Compilers like GCC require comments on lines like `#endif rdmsr`. Since
the rdmsr macro was only being used in arch_prctl(), I've localized the
macro, and I'm considering deleting arch_prctl() too, since there isn't
any way to have mem segments unfortunately across operating systems ;_;
The remaining changed lines are due to clang-format which runs on auto.
A new rollup tool now exists for flattening out the headers in a way
that works better for our purposes than cpp. A lot of the API clutter
has been removed. APIs that aren't a sure thing in terms of general
recommendation are now marked internal.
There's now a smoke test for the amalgamation archive and gigantic
header file. So we can now guarantee you can use this project on the
easiest difficulty setting without the gigantic repository.
A website is being created, which is currently a work in progress:
https://justine.storage.googleapis.com/cosmopolitan/index.html
This change includes many bug fixes, for the NT polyfills, strings,
memory, boot, and math libraries which were discovered by adding more
tools for recreational programming, such as PC emulation. Lemon has also
been vendored because it works so well at parsing languages.
I wanted a tiny scriptable meltdown proof way to run userspace programs
and visualize how program execution impacts memory. It helps to explain
how things like Actually Portable Executable works. It can show you how
the GCC generated code is going about manipulating matrices and more. I
didn't feel fully comfortable with Qemu and Bochs because I'm not smart
enough to understand them. I wanted something like gVisor but with much
stronger levels of assurances. I wanted a single binary that'll run, on
all major operating systems with an embedded GPL barrier ZIP filesystem
that is tiny enough to transpile to JavaScript and run in browsers too.

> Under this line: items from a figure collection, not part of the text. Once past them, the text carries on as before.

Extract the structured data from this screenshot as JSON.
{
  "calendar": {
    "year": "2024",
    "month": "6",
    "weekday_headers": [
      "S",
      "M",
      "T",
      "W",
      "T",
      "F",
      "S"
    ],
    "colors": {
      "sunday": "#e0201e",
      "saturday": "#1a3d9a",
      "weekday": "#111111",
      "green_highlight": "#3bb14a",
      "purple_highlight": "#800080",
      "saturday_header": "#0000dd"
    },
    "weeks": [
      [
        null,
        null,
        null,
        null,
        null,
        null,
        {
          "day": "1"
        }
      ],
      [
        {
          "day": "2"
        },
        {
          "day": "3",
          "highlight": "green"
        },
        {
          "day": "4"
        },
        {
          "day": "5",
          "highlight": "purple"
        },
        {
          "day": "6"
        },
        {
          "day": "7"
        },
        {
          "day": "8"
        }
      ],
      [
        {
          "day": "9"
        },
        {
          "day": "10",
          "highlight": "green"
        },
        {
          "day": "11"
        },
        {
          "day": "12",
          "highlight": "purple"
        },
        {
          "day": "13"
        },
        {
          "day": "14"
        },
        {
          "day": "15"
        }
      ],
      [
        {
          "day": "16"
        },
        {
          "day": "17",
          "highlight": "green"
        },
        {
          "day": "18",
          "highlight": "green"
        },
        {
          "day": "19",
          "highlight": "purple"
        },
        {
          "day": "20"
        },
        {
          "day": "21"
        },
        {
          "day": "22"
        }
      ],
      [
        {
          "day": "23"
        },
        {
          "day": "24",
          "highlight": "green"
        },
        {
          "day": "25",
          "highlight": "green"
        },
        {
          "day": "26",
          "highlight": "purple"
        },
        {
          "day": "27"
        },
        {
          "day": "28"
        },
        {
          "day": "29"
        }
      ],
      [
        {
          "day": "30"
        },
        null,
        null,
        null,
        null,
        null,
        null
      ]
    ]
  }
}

https://justine.storage.googleapis.com/emulator625.mp4
One of the benefits of implementing system call support from scratch is
that we're able to have embedded zip filesystem support which trickles
into libraries such as stdio, without unportable symbolic interposition.
It's also be great if we could say open("gs://bucket/object", O_RDONLY)
for seamless GCS, similar to Java NIO, but abstracted by the C library.